Repeating, mysterious fast radio burst in deep space is truly strange

10 Jan 2019

Image: © sanee/Stock.adobe.com

Astronomers are more than a little excited with the second ever detection of a repeating fast radio burst in deep space.

Nothing intrigues an astronomer more than a deep space mystery, and now a team of 13 researchers from Canada has stumbled on one of the biggest mysteries around.

The University of British Columbia team using the Canadian Hydrogen Intensity Mapping Experiment (CHIME) radio telescope revealed the discovery of a repeating fast radio burst (FRB) – whereby incredible amounts of energy are emitted for just a few milliseconds.

Containing the power of approximately 500m suns, the burst is highly significant because it is only the second repeating one ever discovered, the first being discovered by the Arecibo radio telescope in Puerto Rico in 2012.

Publishing its findings to two different papers in Nature (here and here), the team said this latest repeating FRB was one of 13 new bursts detected in the space of just two weeks in the summer of 2018. While most FRBs have been spotted at wavelengths of a few centimetres, the latest FRBs were detected at wavelengths of nearly a metre.

The alien debate

Unlike typical FRBs that come and go, the discovery of a repeating FRB is vital to increasing our understanding of them, as we are able to train our radio telescopes towards them to study them further. In the meantime, the researchers believe they may be able to find 1,000 more FRBs by the end of the year.

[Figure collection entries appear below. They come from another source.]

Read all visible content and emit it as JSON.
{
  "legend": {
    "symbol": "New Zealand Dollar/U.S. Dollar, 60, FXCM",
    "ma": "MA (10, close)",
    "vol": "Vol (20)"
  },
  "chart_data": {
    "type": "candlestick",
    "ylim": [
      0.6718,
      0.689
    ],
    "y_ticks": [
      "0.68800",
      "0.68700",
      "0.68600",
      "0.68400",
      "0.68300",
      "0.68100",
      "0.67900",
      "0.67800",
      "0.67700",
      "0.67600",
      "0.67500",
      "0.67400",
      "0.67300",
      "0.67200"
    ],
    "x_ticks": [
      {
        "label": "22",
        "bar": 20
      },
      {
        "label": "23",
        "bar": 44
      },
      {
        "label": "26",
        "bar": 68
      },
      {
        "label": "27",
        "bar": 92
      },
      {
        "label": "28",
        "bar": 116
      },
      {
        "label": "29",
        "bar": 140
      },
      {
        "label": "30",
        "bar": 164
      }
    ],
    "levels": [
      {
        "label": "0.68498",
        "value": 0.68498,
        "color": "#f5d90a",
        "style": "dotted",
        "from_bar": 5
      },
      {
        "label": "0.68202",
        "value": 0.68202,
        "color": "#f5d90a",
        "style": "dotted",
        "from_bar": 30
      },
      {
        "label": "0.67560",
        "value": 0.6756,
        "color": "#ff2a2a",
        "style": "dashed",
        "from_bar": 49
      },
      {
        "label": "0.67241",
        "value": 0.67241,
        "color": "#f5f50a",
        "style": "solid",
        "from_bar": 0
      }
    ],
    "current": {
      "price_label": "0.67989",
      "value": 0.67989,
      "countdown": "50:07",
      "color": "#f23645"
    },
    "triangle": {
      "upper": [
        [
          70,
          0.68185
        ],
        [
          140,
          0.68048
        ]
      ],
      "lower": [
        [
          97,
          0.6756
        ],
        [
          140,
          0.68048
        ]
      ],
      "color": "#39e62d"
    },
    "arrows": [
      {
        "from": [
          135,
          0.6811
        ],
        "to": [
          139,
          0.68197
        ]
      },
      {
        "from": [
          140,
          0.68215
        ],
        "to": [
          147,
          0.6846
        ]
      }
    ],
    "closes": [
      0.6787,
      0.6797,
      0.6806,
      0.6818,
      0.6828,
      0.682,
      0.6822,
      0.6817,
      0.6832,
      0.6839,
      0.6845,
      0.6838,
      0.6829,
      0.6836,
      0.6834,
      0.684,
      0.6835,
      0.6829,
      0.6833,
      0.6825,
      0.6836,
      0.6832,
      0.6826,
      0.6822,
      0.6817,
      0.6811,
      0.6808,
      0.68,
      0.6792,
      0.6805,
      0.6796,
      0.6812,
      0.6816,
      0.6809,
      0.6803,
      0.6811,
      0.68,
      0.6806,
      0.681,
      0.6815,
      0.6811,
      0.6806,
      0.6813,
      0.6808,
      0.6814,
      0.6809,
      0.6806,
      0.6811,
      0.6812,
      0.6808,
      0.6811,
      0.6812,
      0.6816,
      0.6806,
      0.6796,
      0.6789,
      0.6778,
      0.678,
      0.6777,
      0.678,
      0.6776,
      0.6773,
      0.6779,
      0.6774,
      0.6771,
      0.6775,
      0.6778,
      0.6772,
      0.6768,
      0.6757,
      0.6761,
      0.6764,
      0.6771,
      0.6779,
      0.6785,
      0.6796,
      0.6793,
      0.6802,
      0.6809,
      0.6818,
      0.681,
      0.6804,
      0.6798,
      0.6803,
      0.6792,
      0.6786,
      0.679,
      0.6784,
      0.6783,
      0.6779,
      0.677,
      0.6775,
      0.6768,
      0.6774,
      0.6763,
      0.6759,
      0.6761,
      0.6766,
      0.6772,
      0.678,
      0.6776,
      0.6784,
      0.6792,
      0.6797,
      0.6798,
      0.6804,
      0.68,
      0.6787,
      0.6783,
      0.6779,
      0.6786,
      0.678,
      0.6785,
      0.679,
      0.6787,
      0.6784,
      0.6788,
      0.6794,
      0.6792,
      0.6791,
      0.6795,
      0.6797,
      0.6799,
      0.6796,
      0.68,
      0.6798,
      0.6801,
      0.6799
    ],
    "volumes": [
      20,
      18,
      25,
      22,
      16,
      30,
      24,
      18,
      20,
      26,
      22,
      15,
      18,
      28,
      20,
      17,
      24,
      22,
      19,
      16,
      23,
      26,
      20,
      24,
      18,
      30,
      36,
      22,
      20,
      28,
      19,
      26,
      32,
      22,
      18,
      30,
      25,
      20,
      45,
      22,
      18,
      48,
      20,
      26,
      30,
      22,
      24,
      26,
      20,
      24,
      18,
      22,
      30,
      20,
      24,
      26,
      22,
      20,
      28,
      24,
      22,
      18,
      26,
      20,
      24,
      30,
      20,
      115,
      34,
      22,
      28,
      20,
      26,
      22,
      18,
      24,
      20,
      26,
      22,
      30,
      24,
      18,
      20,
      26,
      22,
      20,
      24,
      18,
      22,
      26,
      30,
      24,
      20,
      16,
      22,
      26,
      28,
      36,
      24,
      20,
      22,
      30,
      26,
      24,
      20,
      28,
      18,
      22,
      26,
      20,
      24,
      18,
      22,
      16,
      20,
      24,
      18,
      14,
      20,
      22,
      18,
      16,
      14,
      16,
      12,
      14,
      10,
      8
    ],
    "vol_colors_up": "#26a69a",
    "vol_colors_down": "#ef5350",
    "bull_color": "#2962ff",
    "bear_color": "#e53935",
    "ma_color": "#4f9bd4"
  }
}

“[We now know] the sources can produce low-frequency radio waves and those low-frequency waves can escape their environment, and are not too scattered to be detected by the time they reach the Earth,” said Tom Landecker of the CHIME team. “That tells us something about the environments and the sources. We haven’t solved the problem, but it’s several more pieces in the puzzle.”

Because of their intensity in energy and mysterious origins, claims that they could be alien in design continue to be suggested. While quite unlikely, an intense beam of light reaching Earth from deep space sounds similar to a recent suggestion from MIT researchers regarding contact with distant civilisations.

The proposal put forward by James Clark was that if a high-powered laser up to 2MW in power was focused through a 30- to 45-metre telescope, it would produce a beam powerful enough to stand out from the intensity of the sun.